Через некоторое время Дорте спросила, почему вещи Бьярне лежат у него, но Артур только пожал плечами и пробормотал, что у Бьярне нет постоянного жилья.
— Не думай об этом, теперь, когда ты тоже живешь здесь, он будет предупреждать о своем приходе.
— Друг?
— Друг? Да как сказать… Иногда он здесь появляется… Нет, не друг. У кого они есть, эти друзья, черт побери! Разве что у тех, у кого хватает на них средств.
Дорте поправила венок на голове Белоснежки и букет, который она держала в руках. Он немного помялся во время переезда.

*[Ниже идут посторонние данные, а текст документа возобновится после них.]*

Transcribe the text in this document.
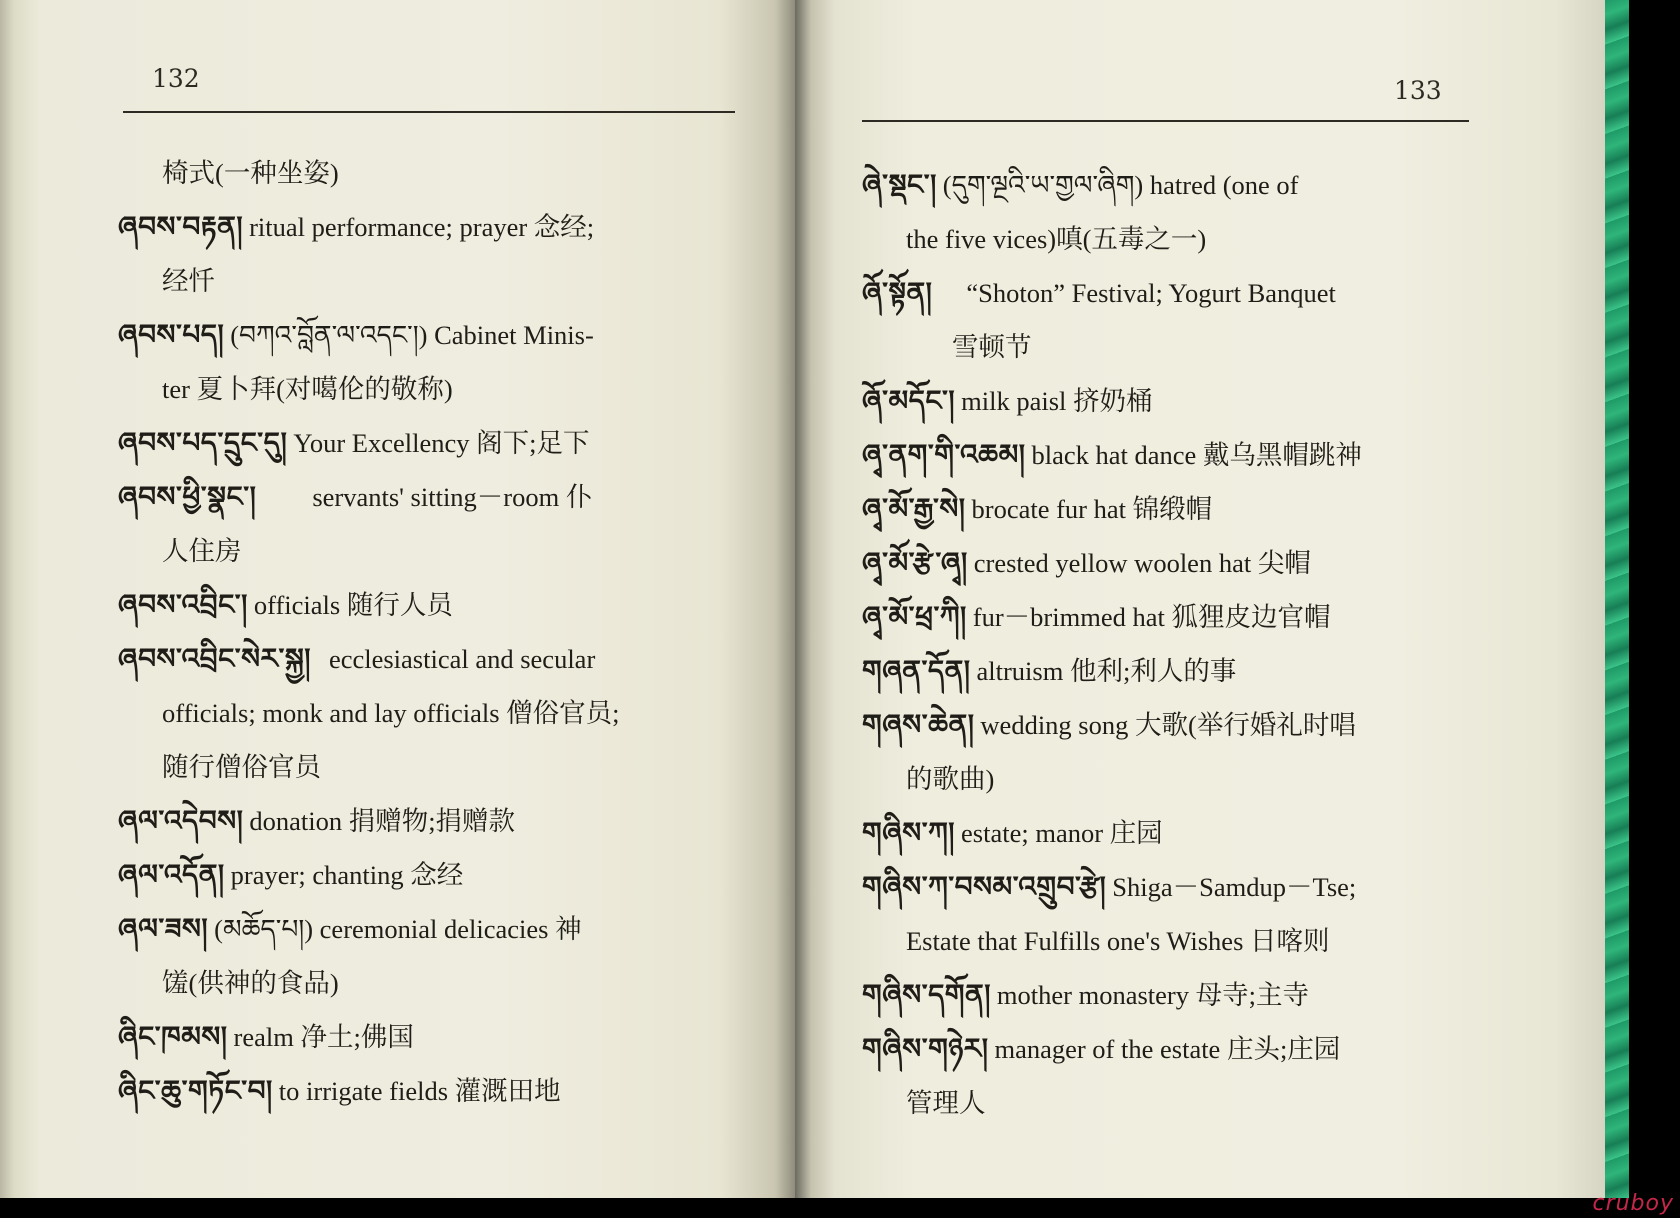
132	133
椅式(一种坐姿)
ཞབས་བརྟན། ritual performance; prayer 念经;
经忏
ཞབས་པད། (བཀའ་བློན་ལ་འདང་།) Cabinet Minis-
ter 夏卜拜(对噶伦的敬称)
ཞབས་པད་དྲུང་དུ། Your Excellency 阁下;足下
ཞབས་ཕྱི་སྣང་། servants' sitting－room 仆
人住房
ཞབས་འབྲིང་། officials 随行人员
ཞབས་འབྲིང་སེར་སྐྱ། ecclesiastical and secular
officials; monk and lay officials 僧俗官员;
随行僧俗官员
ཞལ་འདེབས། donation 捐赠物;捐赠款
ཞལ་འདོན། prayer; chanting 念经
ཞལ་ཟས། (མཆོད་པ།) ceremonial delicacies 神
馐(供神的食品)
ཞིང་ཁམས། realm 净土;佛国
ཞིང་ཆུ་གཏོང་བ། to irrigate fields 灌溉田地
ཞེ་སྡང་། (དུག་ལྔའི་ཡ་གྱལ་ཞིག) hatred (one of
the five vices)嗔(五毒之一)
ཞོ་སྟོན། “Shoton” Festival; Yogurt Banquet
雪顿节
ཞོ་མདོང་། milk paisl 挤奶桶
ཞྭ་ནག་གི་འཆམ། black hat dance 戴乌黑帽跳神
ཞྭ་མོ་རྒྱ་སེ། brocate fur hat 锦缎帽
ཞྭ་མོ་རྩེ་ཞྭ། crested yellow woolen hat 尖帽
ཞྭ་མོ་ཕྲ་ཀི། fur－brimmed hat 狐狸皮边官帽
གཞན་དོན། altruism 他利;利人的事
གཞས་ཆེན། wedding song 大歌(举行婚礼时唱
的歌曲)
གཞིས་ཀ། estate; manor 庄园
གཞིས་ཀ་བསམ་འགྲུབ་རྩེ། Shiga－Samdup－Tse;
Estate that Fulfills one's Wishes 日喀则
གཞིས་དགོན། mother monastery 母寺;主寺
གཞིས་གཉེར། manager of the estate 庄头;庄园
管理人
cruboy
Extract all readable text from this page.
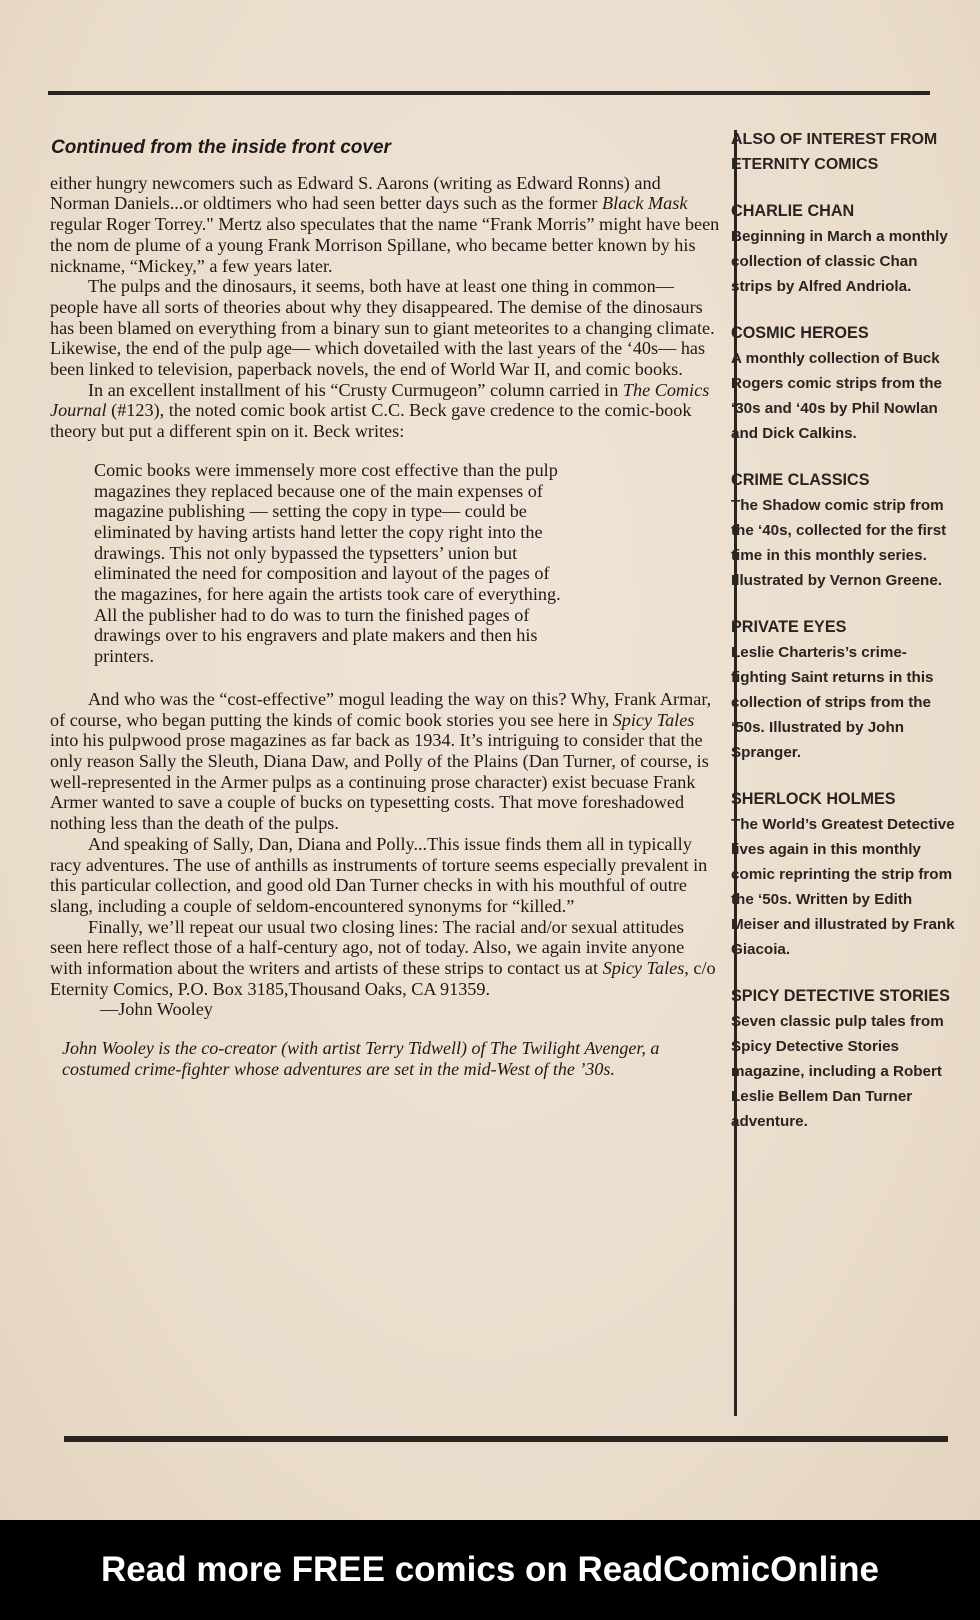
Continued from the inside front cover

either hungry newcomers such as Edward S. Aarons (writing as Edward Ronns) and Norman Daniels...or oldtimers who had seen better days such as the former Black Mask regular Roger Torrey." Mertz also speculates that the name “Frank Morris” might have been the nom de plume of a young Frank Morrison Spillane, who became better known by his nickname, “Mickey,” a few years later.

The pulps and the dinosaurs, it seems, both have at least one thing in common— people have all sorts of theories about why they disappeared. The demise of the dinosaurs has been blamed on everything from a binary sun to giant meteorites to a changing climate. Likewise, the end of the pulp age— which dovetailed with the last years of the ‘40s— has been linked to television, paperback novels, the end of World War II, and comic books.

In an excellent installment of his “Crusty Curmugeon” column carried in The Comics Journal (#123), the noted comic book artist C.C. Beck gave credence to the comic-book theory but put a different spin on it. Beck writes:

Comic books were immensely more cost effective than the pulp magazines they replaced because one of the main expenses of magazine publishing — setting the copy in type— could be eliminated by having artists hand letter the copy right into the drawings. This not only bypassed the typsetters’ union but eliminated the need for composition and layout of the pages of the magazines, for here again the artists took care of everything. All the publisher had to do was to turn the finished pages of drawings over to his engravers and plate makers and then his printers.

And who was the “cost-effective” mogul leading the way on this? Why, Frank Armar, of course, who began putting the kinds of comic book stories you see here in Spicy Tales into his pulpwood prose magazines as far back as 1934. It’s intriguing to consider that the only reason Sally the Sleuth, Diana Daw, and Polly of the Plains (Dan Turner, of course, is well-represented in the Armer pulps as a continuing prose character) exist becuase Frank Armer wanted to save a couple of bucks on typesetting costs. That move foreshadowed nothing less than the death of the pulps.

And speaking of Sally, Dan, Diana and Polly...This issue finds them all in typically racy adventures. The use of anthills as instruments of torture seems especially prevalent in this particular collection, and good old Dan Turner checks in with his mouthful of outre slang, including a couple of seldom-encountered synonyms for “killed.”

Finally, we’ll repeat our usual two closing lines: The racial and/or sexual attitudes seen here reflect those of a half-century ago, not of today. Also, we again invite anyone with information about the writers and artists of these strips to contact us at Spicy Tales, c/o Eternity Comics, P.O. Box 3185,Thousand Oaks, CA 91359.

—John Wooley

John Wooley is the co-creator (with artist Terry Tidwell) of The Twilight Avenger, a costumed crime-fighter whose adventures are set in the mid-West of the ’30s.

ALSO OF INTEREST FROM ETERNITY COMICS
CHARLIE CHAN
Beginning in March a monthly collection of classic Chan strips by Alfred Andriola.
COSMIC HEROES
A monthly collection of Buck Rogers comic strips from the ‘30s and ‘40s by Phil Nowlan and Dick Calkins.
CRIME CLASSICS
The Shadow comic strip from the ‘40s, collected for the first time in this monthly series. Illustrated by Vernon Greene.
PRIVATE EYES
Leslie Charteris’s crime-fighting Saint returns in this collection of strips from the ‘50s. Illustrated by John Spranger.
SHERLOCK HOLMES
The World’s Greatest Detective lives again in this monthly comic reprinting the strip from the ‘50s. Written by Edith Meiser and illustrated by Frank Giacoia.
SPICY DETECTIVE STORIES
Seven classic pulp tales from Spicy Detective Stories magazine, including a Robert Leslie Bellem Dan Turner adventure.
Read more FREE comics on ReadComicOnline
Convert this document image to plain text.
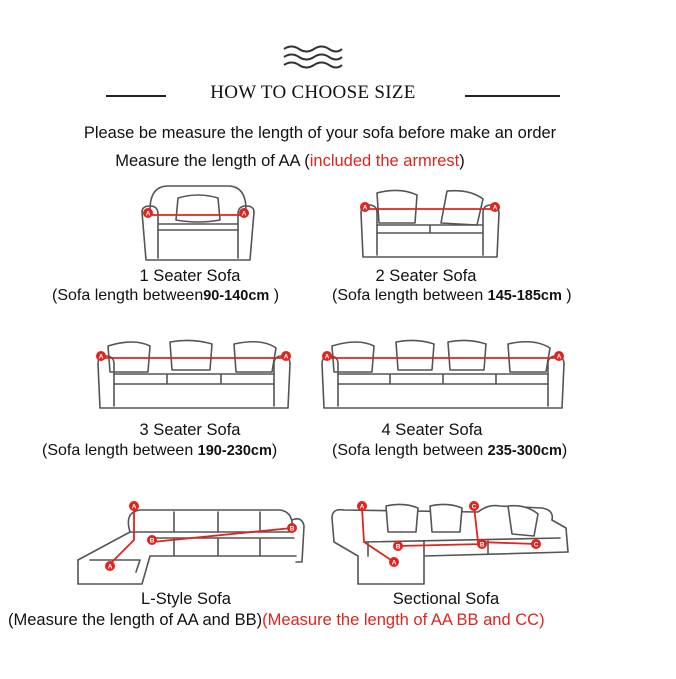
HOW TO CHOOSE SIZE
Please be measure the length of your sofa before make an order
Measure the length of AA (included the armrest)
A	A
1 Seater Sofa
(Sofa length between90-140cm )
A	A
2 Seater Sofa
(Sofa length between 145-185cm )
A	A
3 Seater Sofa
(Sofa length between 190-230cm)
A	A
4 Seater Sofa
(Sofa length between 235-300cm)
A
A
B
B
L-Style Sofa
A
A
B	B
C
C
Sectional Sofa
(Measure the length of AA and BB)(Measure the length of AA BB and CC)
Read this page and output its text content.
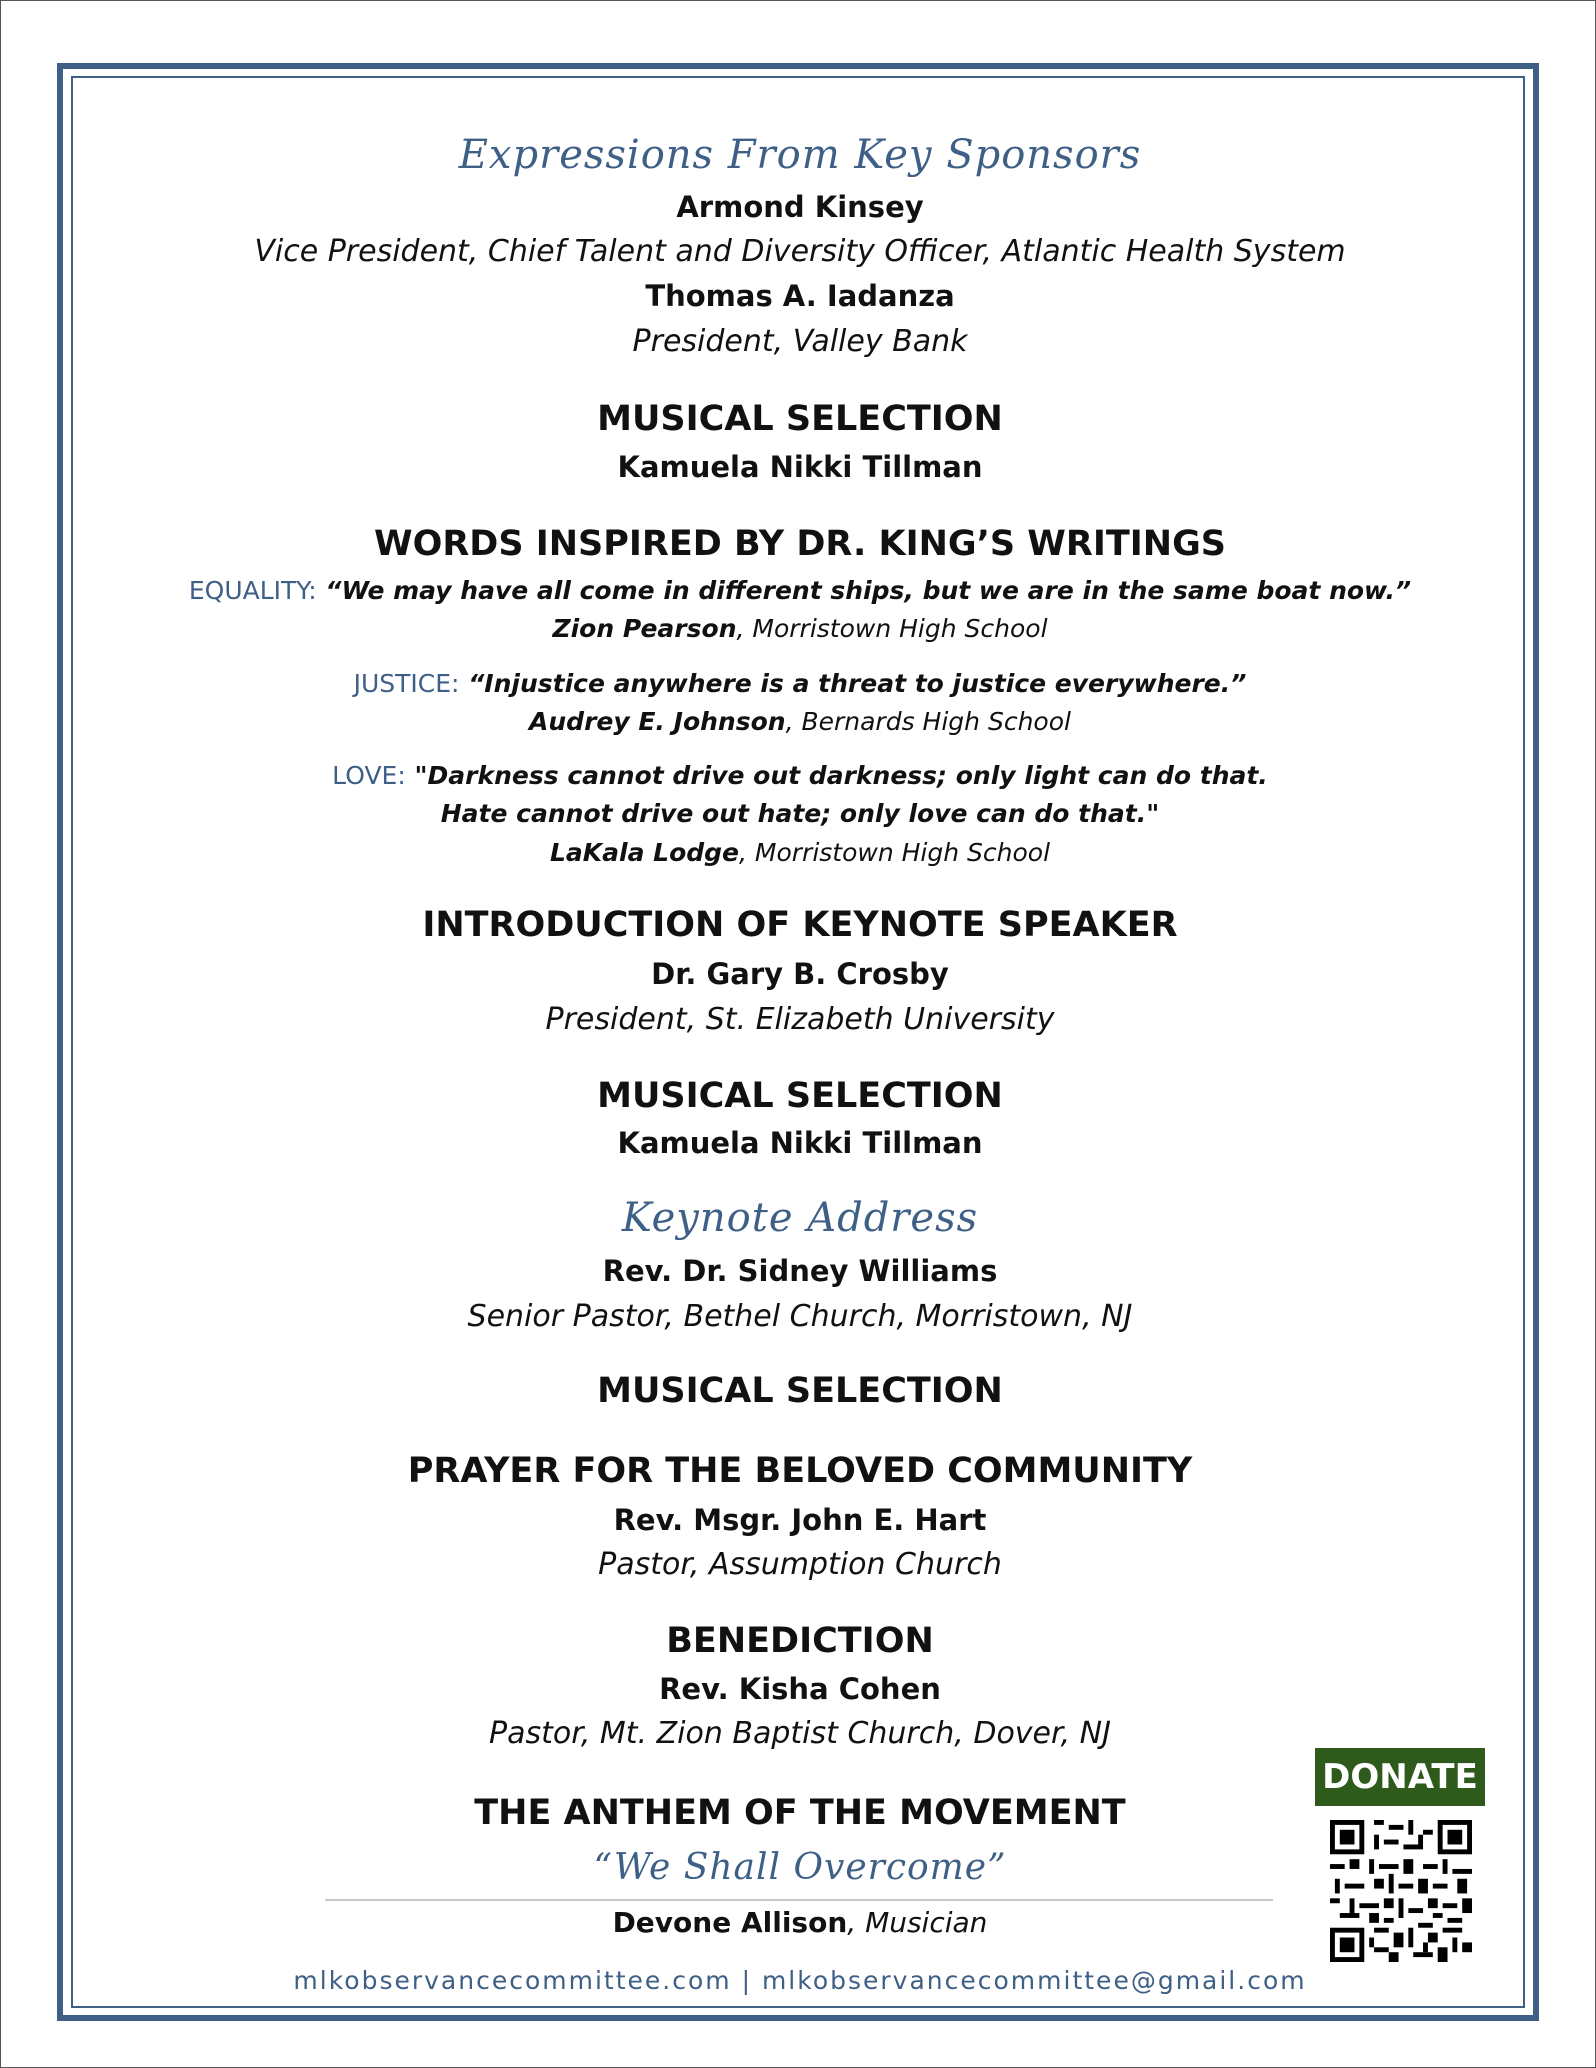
Expressions From Key Sponsors
Armond Kinsey
Vice President, Chief Talent and Diversity Officer, Atlantic Health System
Thomas A. Iadanza
President, Valley Bank
MUSICAL SELECTION
Kamuela Nikki Tillman
WORDS INSPIRED BY DR. KING’S WRITINGS
EQUALITY: “We may have all come in different ships, but we are in the same boat now.”
Zion Pearson, Morristown High School
JUSTICE: “Injustice anywhere is a threat to justice everywhere.”
Audrey E. Johnson, Bernards High School
LOVE: "Darkness cannot drive out darkness; only light can do that.
Hate cannot drive out hate; only love can do that."
LaKala Lodge, Morristown High School
INTRODUCTION OF KEYNOTE SPEAKER
Dr. Gary B. Crosby
President, St. Elizabeth University
MUSICAL SELECTION
Kamuela Nikki Tillman
Keynote Address
Rev. Dr. Sidney Williams
Senior Pastor, Bethel Church, Morristown, NJ
MUSICAL SELECTION
PRAYER FOR THE BELOVED COMMUNITY
Rev. Msgr. John E. Hart
Pastor, Assumption Church
BENEDICTION
Rev. Kisha Cohen
Pastor, Mt. Zion Baptist Church, Dover, NJ
THE ANTHEM OF THE MOVEMENT
“We Shall Overcome”
Devone Allison, Musician
mlkobservancecommittee.com | mlkobservancecommittee@gmail.com
DONATE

— Я надо тебе сказать одна вещь, — проговорила она без всякого вступления и не приготовив заранее слов.
— Что?
— Может, ты сам заметить?
— Что я должен был заметить? — спросил он, включая и выключая фонтан, потому что обнаружил, что первая струя бывает сильнее, чем следующие за ней.
Дорте выпрямилась и положила руки на живот:
— Беременная!
Артур оторвал взгляд от Белоснежки и уставился на Дорте.
— Вот черт! — Наконец он закрыл рот, подождал немного и спросил: — А кто же?.. — Он не закончил.
— Ты! — Дорте скрестила на животе пальцы.
— Ты уверена?
Дорте кивнула.
— Почему же ты не сказала об этом… раньше? Когда мы говорили по телефону?
— Ты бы не хотеть, чтобы я приехать.
Артур забыл о Белоснежке. Он положил руки на колени, опустил глаза и вздохнул.
— Само по себе это не страшно. Но, боюсь, они не захотят, чтобы в доме жил ребенок.
— Кто они?
— Антрепренер. Председатель, — сказал он, рассматривая фигуру Дорте, словно первый раз ее видел. — Какой у тебя срок?
— Ты знать. Четыре–пять.
— Мы что, резинкой не пользовались? — Глаза У Артура сузились и сделались подозрительными.
Дорте помотала головой и глотнула. Несколько раз. Некоторое время он смотрел на нее, потом притянул к себе на тахту и положил голову ей на плечо. Заметив, что Дорте вытирает глаза, он обнял ее и пробормотал что–то о Свейнунге. Она так сильно замотала головой, что несколько раз стукнула лбом ему в грудь и расплакалась уже не на шутку.